JACKSON – Concerned about student safety and health, a parent asked officials why bathrooms were locked in her child’s school.
“There is a shortage of open bathrooms. They are locking the bathrooms in the high schools and I’m a little disappointed that there aren’t more parents here (about the issue),” Parent Robin Friedman said during a recent Board of Education meeting.
“My concern is that the students are going to the nurse’s office to go to the bathroom and are utilizing services that are needed for other students and being exposed to sickness and I’m surprised that isn’t a number one issue,” she added. “Apparently there is supposed to be a schedule for open bathrooms. When a teacher is out, there is a teacher who is supposed to have a key to open the bathroom but substitute teachers apparently have no idea what is going on as to who is to open the bathroom. Maybe it is a communication issue.”

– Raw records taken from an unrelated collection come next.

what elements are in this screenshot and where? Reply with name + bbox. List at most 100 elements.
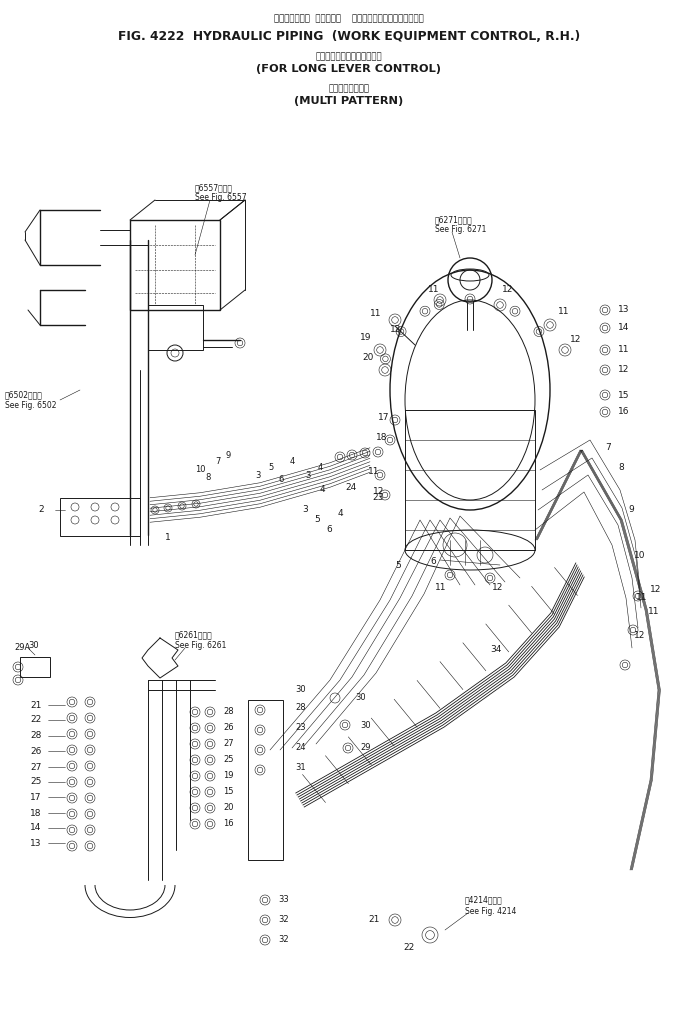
Text: 24: 24 (345, 484, 356, 492)
Text: 12: 12 (502, 285, 513, 295)
Text: 33: 33 (278, 895, 289, 904)
Text: 10: 10 (195, 465, 206, 475)
Text: 17: 17 (378, 413, 389, 422)
Text: 27: 27 (30, 762, 41, 771)
Text: ロングレバーコントロール用: ロングレバーコントロール用 (316, 52, 382, 61)
Text: 30: 30 (295, 685, 305, 695)
Text: 12: 12 (650, 585, 661, 594)
Text: (FOR LONG LEVER CONTROL): (FOR LONG LEVER CONTROL) (257, 64, 442, 74)
Text: 18: 18 (30, 808, 41, 817)
Text: 28: 28 (30, 731, 41, 741)
Text: 30: 30 (360, 720, 370, 729)
Text: 14: 14 (618, 323, 629, 332)
Text: 6: 6 (430, 558, 435, 567)
Text: 20: 20 (362, 354, 373, 362)
Text: 8: 8 (205, 474, 210, 483)
Text: 19: 19 (360, 333, 371, 343)
Text: 15: 15 (618, 391, 630, 400)
Text: 15: 15 (223, 788, 233, 797)
Text: 3: 3 (302, 505, 308, 515)
Text: 20: 20 (223, 803, 233, 812)
Text: 34: 34 (490, 646, 501, 655)
Text: 10: 10 (634, 550, 645, 560)
Text: 12: 12 (492, 583, 503, 592)
Text: 1: 1 (165, 534, 171, 542)
Text: 23: 23 (372, 493, 383, 502)
Bar (60, 498, 140, 536)
Text: 12: 12 (390, 325, 401, 335)
Text: マルチ　パターン: マルチ パターン (329, 84, 370, 93)
Text: 26: 26 (30, 747, 41, 756)
Text: 3: 3 (255, 471, 260, 480)
Text: 29A: 29A (14, 643, 30, 653)
Text: 第4214図参照: 第4214図参照 (465, 895, 503, 904)
Text: 7: 7 (605, 444, 611, 452)
Text: 5: 5 (268, 463, 273, 473)
Text: FIG. 4222  HYDRAULIC PIPING  (WORK EQUIPMENT CONTROL, R.H.): FIG. 4222 HYDRAULIC PIPING (WORK EQUIPME… (118, 30, 580, 43)
Text: 17: 17 (30, 793, 41, 801)
Text: 13: 13 (30, 839, 41, 847)
Text: 11: 11 (428, 285, 440, 295)
Text: 25: 25 (223, 756, 233, 764)
Text: 11: 11 (648, 608, 659, 617)
Bar (148, 305, 203, 350)
Text: 9: 9 (225, 451, 230, 460)
Text: 12: 12 (618, 365, 629, 374)
Bar (130, 220, 220, 310)
Text: 16: 16 (223, 819, 233, 829)
Text: 22: 22 (404, 943, 415, 952)
Text: 12: 12 (373, 488, 384, 496)
Text: 28: 28 (223, 708, 233, 716)
Text: 24: 24 (295, 744, 305, 753)
Text: 30: 30 (355, 694, 366, 703)
Text: 23: 23 (295, 723, 305, 732)
Text: 12: 12 (634, 630, 645, 639)
Text: 30: 30 (28, 640, 38, 650)
Text: 32: 32 (278, 935, 289, 944)
Text: 11: 11 (618, 346, 630, 355)
Text: See Fig. 4214: See Fig. 4214 (465, 907, 517, 917)
Text: 5: 5 (314, 516, 319, 525)
Text: 31: 31 (295, 763, 305, 772)
Text: 第6557図参照: 第6557図参照 (195, 183, 233, 192)
Text: 3: 3 (305, 472, 310, 481)
Text: 第6261図参照: 第6261図参照 (175, 630, 212, 639)
Text: 28: 28 (295, 704, 305, 712)
Text: 第6502図参照: 第6502図参照 (5, 391, 43, 400)
Text: 21: 21 (30, 701, 41, 710)
Text: 4: 4 (338, 509, 344, 519)
Text: 5: 5 (395, 561, 401, 570)
Text: 4: 4 (320, 486, 326, 494)
Text: See Fig. 6271: See Fig. 6271 (435, 225, 487, 234)
Text: 19: 19 (223, 771, 233, 781)
Text: 6: 6 (278, 476, 283, 485)
Text: 32: 32 (278, 916, 289, 925)
Text: 21: 21 (368, 916, 380, 925)
Text: 29: 29 (360, 744, 370, 753)
Text: 11: 11 (368, 468, 380, 477)
Text: 14: 14 (30, 824, 41, 833)
Text: 12: 12 (570, 336, 582, 345)
Text: 22: 22 (30, 715, 41, 724)
Text: 第6271図参照: 第6271図参照 (435, 216, 473, 224)
Text: 26: 26 (223, 723, 233, 732)
Text: 6: 6 (326, 526, 332, 534)
Text: 11: 11 (558, 308, 570, 316)
Text: (MULTI PATTERN): (MULTI PATTERN) (294, 96, 403, 106)
Text: 27: 27 (223, 740, 233, 749)
Text: 13: 13 (618, 306, 630, 314)
Bar (405, 410, 535, 550)
Text: 11: 11 (435, 583, 447, 592)
Text: 16: 16 (618, 407, 630, 416)
Text: 2: 2 (38, 505, 43, 515)
Text: 4: 4 (290, 457, 295, 466)
Text: 11: 11 (636, 593, 647, 603)
Text: 4: 4 (318, 463, 323, 473)
Text: 9: 9 (628, 505, 634, 515)
Text: See Fig. 6557: See Fig. 6557 (195, 193, 247, 203)
Text: ハイドロリック  パイピング    作　業　機　コントロール，右: ハイドロリック パイピング 作 業 機 コントロール，右 (274, 14, 424, 23)
Text: 7: 7 (215, 457, 220, 466)
Text: 25: 25 (30, 777, 41, 787)
Text: 8: 8 (618, 463, 624, 473)
Text: See Fig. 6502: See Fig. 6502 (5, 400, 57, 409)
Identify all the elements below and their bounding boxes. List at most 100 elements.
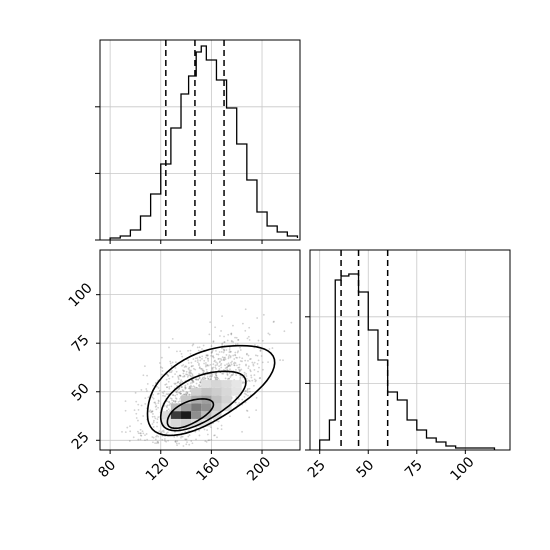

Friedman added, “the other concern is that some bathrooms have feminine hygiene products and if the bathrooms aren’t open, they are being denied that.”
She also noted that with locked bathrooms “if something should happen like in other areas with shootings that are all over the news…children might have been saved if the bathrooms were unlocked.
“I don’t understand why the bathrooms are locked? I don’t know if it is a vaping issue or a destruction issue or the kids are cutting class. I don’t understand what is happening but why are we not punishing students who need to be punished and not punishing the good students,” she added. “I know this is a national trend and that Jackson isn’t the only one facing this and are locking the bathroom.”
Superintendent Nicole Pormilli responded concerning the bathroom situation saying, “we do have some challenges in our bathrooms at the high schools and our administrators and teachers are working hard to monitor those things. We have students who are making poor choices.”
“Sometimes we don’t have the coverage to monitor all of that. We continue to teach and educate our students to please not destroy it and we continue to work on it,” she added.
As vaping becomes more popular in schools across America, news publications report that students often go to the bathroom to do it. To keep from getting caught, they will sometimes flush materials down the toilet. For example, the Nantucket Current published an article on January 6 that the local school district recovered “hundreds” of vape pens from damaged plumbing over the last year.
-Chris Lundy contributed to this story.